D'abord, comme Jospin, il a dit que l'Etat ne pouvait pas tout. Et puis, cette tribune, qui semble populiste d'une certaine manière. Il flatte l'électorat, qu'il dispute au RN, un électorat plus modeste, périurbain, rural. - M.Lauqué: Et comment c'est accueilli par l'opinion? - L.Salvaing: Il avait déjà pris la parole en 2021 dans un livre où il prônait une écologie pragmatique reposant essentiellement sur le nucléaire.

Et surtout, il dit stop à la décroissance et à la culpabilisation. Clairement, les Français disent depuis des années être culpabilisés sur ce qu'ils mangent, ce qu'ils consomment, leur mode de vie, la climatisation...

Je pense que dans l'opinion, cela a un écho. D'autant plus quand la préoccupation à l'égard de l'environnement n'a pas disparu des esprits mais a été chassée par d'autres préoccupations plus urgentes et quotidiennes comme le pouvoir d'achat et la sécurité. - M.Plane: Ce qui est flagrant, c'est qu'on voit que chacun a des agendas politiques là-dessus.

C'est quand même le ministre de l'Intérieur, il est au gouvernement.
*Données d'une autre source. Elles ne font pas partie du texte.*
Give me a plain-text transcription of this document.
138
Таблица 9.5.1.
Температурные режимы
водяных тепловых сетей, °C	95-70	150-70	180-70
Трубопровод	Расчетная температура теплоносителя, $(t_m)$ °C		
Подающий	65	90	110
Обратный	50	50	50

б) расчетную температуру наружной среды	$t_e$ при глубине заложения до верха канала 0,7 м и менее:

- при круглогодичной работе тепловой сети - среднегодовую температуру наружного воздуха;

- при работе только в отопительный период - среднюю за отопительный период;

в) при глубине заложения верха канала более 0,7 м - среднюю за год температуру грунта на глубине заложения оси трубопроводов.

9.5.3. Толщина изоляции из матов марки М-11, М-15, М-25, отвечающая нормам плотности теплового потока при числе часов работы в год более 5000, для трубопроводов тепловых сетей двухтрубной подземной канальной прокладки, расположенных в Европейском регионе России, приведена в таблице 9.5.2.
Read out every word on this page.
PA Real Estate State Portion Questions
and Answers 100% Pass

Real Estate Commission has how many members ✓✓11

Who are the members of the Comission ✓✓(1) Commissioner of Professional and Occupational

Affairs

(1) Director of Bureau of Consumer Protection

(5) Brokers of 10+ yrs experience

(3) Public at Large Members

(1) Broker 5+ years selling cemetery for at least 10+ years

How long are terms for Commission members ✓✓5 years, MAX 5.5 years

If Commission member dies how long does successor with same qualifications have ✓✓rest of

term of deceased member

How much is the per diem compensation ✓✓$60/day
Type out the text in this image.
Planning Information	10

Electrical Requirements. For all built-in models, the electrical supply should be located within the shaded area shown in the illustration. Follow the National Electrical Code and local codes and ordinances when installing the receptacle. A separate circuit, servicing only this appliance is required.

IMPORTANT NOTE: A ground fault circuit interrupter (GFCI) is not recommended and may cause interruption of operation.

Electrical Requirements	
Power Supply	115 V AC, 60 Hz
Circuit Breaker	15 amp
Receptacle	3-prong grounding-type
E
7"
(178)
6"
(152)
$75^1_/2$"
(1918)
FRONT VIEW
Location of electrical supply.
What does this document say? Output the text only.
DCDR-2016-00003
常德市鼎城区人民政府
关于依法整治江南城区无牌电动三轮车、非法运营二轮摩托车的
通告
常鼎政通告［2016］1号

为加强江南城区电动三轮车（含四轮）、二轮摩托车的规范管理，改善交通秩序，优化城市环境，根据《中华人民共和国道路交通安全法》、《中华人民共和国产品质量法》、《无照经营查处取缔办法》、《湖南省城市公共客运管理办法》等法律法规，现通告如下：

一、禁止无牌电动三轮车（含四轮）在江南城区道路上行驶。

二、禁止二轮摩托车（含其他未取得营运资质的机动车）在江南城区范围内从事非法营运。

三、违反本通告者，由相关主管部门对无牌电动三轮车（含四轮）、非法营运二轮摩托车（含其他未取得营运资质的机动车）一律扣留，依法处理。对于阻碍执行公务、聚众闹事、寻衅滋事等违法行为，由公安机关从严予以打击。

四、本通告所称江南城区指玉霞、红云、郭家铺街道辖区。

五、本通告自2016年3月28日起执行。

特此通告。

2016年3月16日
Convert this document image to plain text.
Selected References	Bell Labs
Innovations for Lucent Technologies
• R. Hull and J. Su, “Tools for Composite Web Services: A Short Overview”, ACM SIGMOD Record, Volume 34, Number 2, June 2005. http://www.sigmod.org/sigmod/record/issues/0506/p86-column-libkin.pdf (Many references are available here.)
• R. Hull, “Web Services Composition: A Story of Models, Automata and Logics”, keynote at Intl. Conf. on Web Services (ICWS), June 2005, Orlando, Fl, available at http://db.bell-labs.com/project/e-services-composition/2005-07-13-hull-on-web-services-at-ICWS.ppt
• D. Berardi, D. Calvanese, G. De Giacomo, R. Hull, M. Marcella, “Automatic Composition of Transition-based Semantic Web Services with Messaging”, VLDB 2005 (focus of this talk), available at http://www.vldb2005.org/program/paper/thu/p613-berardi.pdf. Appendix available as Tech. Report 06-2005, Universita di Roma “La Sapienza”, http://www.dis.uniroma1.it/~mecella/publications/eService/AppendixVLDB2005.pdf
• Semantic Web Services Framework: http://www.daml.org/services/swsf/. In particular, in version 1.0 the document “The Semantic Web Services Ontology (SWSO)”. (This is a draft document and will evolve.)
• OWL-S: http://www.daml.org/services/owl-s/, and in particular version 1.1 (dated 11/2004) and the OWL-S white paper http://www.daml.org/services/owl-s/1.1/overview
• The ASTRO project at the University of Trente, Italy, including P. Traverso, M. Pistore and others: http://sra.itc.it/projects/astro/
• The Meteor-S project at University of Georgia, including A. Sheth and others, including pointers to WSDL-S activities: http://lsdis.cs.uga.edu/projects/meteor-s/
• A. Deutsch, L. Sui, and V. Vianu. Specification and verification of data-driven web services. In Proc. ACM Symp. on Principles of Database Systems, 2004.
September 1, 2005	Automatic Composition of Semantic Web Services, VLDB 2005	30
Il s'écarte de la ligne du gouvernement. On retrouve la même chose que sur les questions budgétaires, pas d'accord commun sur ce qu'il faudrait faire.

Au fond, j'ai impression que personne ne veut renoncer à ce qu'il veut et chercher une convergence. Pourtant, on est à un moment où il faudrait retrouver une forme de solidarité sur certaines décisions. Je trouve que cela évoque cela.